While it is crucial to take vitamin D, excessive exposure can also pose risks. A study led by Rutgers University found that older women who are overweight or obese who took more than three times the recommended daily dose of vitamin D had slower reaction times.

Slower reaction times may increase fall risk

The Centers for Disease Control and Prevention (CDC) estimate that more than 1 in 4 adults aged 65 and older will fall each year. This equates to 29 million falls, 3 million visits to the emergency room, 800,000 hospitalizations, and 28,000 deaths.

These falls also have an impact on Medicare, resulting in more than $31 billion in costs.

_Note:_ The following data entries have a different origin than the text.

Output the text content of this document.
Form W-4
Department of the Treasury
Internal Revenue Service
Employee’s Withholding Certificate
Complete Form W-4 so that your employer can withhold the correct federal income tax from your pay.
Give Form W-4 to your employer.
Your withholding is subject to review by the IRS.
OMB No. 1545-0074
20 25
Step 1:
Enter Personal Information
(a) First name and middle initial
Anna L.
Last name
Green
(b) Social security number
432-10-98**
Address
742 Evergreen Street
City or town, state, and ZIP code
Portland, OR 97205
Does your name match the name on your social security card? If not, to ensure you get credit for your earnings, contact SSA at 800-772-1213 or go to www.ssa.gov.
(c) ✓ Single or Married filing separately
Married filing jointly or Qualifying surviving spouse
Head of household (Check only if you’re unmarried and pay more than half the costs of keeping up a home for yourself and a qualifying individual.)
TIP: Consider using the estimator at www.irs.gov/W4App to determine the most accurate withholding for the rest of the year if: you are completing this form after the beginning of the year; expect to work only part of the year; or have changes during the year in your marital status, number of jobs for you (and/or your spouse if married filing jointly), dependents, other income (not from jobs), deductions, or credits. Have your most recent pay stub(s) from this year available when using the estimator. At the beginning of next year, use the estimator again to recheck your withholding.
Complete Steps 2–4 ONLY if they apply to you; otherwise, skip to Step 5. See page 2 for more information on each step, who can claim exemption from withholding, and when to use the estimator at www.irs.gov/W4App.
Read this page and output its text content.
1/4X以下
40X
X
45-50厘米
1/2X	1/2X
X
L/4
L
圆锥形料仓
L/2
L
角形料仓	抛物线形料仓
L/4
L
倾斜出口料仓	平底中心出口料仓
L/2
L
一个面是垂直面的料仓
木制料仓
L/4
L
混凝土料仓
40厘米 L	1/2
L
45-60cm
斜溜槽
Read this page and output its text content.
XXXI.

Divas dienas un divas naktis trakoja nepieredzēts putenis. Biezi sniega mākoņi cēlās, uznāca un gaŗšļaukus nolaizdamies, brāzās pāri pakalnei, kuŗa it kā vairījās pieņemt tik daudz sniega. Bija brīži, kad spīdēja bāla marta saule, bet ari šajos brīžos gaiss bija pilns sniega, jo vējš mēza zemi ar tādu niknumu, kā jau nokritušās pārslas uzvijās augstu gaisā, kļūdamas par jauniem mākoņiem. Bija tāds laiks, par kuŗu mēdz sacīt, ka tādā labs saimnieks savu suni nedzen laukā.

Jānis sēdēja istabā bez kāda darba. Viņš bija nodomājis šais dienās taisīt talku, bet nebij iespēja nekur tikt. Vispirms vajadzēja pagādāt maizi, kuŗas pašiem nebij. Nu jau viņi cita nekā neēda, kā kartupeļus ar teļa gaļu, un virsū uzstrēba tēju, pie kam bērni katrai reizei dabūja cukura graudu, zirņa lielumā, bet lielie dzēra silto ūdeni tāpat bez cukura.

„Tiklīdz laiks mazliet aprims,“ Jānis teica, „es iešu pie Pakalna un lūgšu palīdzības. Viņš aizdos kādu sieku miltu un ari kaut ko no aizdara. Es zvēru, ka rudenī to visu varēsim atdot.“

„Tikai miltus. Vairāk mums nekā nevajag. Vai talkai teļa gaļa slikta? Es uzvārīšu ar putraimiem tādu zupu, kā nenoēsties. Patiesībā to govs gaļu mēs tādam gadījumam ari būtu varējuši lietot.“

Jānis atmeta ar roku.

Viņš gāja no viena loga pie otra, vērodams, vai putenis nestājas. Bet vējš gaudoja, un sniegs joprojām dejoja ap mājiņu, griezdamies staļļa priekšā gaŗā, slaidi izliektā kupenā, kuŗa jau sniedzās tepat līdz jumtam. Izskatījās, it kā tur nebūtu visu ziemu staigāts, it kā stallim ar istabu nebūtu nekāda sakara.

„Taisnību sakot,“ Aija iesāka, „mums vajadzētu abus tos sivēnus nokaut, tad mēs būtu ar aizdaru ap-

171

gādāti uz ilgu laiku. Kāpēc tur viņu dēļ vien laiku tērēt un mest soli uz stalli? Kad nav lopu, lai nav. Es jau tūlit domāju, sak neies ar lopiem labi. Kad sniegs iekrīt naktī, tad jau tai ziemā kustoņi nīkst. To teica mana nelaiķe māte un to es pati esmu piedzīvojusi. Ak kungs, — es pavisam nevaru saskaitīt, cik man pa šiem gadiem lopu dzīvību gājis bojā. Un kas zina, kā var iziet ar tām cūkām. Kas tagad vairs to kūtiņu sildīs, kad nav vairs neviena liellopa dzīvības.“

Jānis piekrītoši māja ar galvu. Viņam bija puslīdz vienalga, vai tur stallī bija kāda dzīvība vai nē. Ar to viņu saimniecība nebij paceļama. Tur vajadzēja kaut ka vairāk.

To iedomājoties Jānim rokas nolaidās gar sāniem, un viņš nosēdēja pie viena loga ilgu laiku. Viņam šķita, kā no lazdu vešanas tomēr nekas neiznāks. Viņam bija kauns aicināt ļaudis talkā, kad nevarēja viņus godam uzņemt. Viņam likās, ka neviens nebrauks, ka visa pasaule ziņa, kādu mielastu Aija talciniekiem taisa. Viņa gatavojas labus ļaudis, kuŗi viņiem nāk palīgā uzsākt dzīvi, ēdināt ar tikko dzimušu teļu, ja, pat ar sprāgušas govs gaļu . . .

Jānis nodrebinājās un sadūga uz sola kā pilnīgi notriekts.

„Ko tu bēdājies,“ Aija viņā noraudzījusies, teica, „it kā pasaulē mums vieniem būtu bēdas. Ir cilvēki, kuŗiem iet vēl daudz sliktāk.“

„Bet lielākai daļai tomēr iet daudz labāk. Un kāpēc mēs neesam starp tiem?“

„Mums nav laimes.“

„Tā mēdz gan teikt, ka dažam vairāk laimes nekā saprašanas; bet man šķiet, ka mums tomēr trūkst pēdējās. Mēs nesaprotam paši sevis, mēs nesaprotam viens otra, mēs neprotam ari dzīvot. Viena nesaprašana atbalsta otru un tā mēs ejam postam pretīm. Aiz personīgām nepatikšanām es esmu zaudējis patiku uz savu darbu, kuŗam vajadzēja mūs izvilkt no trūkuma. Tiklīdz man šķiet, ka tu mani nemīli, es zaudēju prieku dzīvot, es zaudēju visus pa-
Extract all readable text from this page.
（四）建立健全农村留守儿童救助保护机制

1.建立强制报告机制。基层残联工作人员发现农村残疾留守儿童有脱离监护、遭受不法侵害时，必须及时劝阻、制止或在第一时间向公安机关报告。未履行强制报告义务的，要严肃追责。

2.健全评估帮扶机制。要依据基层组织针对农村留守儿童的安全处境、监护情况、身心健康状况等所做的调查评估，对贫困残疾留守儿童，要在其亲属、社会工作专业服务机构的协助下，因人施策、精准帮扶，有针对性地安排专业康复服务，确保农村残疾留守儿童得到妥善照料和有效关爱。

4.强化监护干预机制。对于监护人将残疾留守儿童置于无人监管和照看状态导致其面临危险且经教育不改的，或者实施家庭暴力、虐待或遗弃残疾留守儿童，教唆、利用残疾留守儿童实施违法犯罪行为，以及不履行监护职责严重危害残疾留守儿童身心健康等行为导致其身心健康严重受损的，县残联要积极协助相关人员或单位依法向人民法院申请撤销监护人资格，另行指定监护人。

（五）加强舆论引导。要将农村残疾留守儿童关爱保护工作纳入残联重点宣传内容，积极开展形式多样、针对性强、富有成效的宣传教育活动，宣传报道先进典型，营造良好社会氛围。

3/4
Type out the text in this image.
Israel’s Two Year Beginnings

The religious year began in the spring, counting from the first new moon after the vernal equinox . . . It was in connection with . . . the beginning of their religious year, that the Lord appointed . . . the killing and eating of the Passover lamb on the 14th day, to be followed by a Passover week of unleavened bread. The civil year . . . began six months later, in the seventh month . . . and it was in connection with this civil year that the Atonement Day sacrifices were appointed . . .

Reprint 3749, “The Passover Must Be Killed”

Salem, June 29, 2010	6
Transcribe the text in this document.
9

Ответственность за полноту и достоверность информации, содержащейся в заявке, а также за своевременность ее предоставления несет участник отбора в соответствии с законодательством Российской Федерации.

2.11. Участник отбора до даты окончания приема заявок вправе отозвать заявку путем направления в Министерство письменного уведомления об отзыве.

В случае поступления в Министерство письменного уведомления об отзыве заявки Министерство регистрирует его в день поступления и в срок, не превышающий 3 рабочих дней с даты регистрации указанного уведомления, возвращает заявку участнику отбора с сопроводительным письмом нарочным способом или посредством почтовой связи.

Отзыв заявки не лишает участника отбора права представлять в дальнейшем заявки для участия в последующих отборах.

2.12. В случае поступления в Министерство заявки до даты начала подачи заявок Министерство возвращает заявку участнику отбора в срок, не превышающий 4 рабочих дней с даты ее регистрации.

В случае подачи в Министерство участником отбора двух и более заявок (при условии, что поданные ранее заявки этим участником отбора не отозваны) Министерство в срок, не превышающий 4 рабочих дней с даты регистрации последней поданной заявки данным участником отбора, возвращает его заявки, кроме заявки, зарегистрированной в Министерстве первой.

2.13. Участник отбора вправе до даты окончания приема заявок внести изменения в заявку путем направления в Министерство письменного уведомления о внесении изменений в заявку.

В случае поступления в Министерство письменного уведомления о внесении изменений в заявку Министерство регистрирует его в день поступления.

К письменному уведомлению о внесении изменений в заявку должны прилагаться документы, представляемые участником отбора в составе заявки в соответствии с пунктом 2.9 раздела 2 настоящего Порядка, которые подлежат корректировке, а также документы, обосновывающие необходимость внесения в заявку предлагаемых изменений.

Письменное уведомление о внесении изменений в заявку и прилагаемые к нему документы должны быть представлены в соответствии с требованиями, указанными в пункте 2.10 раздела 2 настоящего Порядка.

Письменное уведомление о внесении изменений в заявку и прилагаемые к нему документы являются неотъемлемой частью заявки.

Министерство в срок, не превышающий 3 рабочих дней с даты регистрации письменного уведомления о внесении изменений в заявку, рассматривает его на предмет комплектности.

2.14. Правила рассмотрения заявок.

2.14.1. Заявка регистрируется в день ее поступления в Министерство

Recently, scientists at Rutgers University in New Brunswick, NJ, conducted a study looking at risk factors for falls. They published their results in The Journals of Gerontology: Series A.

They analyzed the effects of vitamin D on three groups of women aged 50–70 in a randomized controlled trial:

  • The first group took the recommended daily dose of 600 IU.
  • The second group took 2,000 IU.
  • The third took 4,000 IU.

The results showed an improvement in memory and learning in the groups that took more than the recommended daily dose. However, the same groups also experienced a slowdown in reaction times.

“The slower reaction time may have other negative outcomes such as potentially increasing the risk of falling and fractures,” says senior study author Sue Shapses.

“This is possible since other researchers have found that vitamin D supplementation at about 2,000 IU daily or more increased risk of falls, but they did not understand the cause.”

Sue Shapses

Shapses believes that the team’s findings indicate a slower reaction time may be the reason behind the increased risk of falls.

According to the scientists, taking 4,000 IU of vitamin D per day might not be a problem for young people, but it could compromise older adults’ ability to walk or catch balance to avoid a fall.

More studies are needed to determine whether slower reaction times are linked to an increase in the risk of falls and injuries.

Examining different doses of vitamin D supplementation in people of different ages and different races over a longer period could be the next step to investigate the issue further.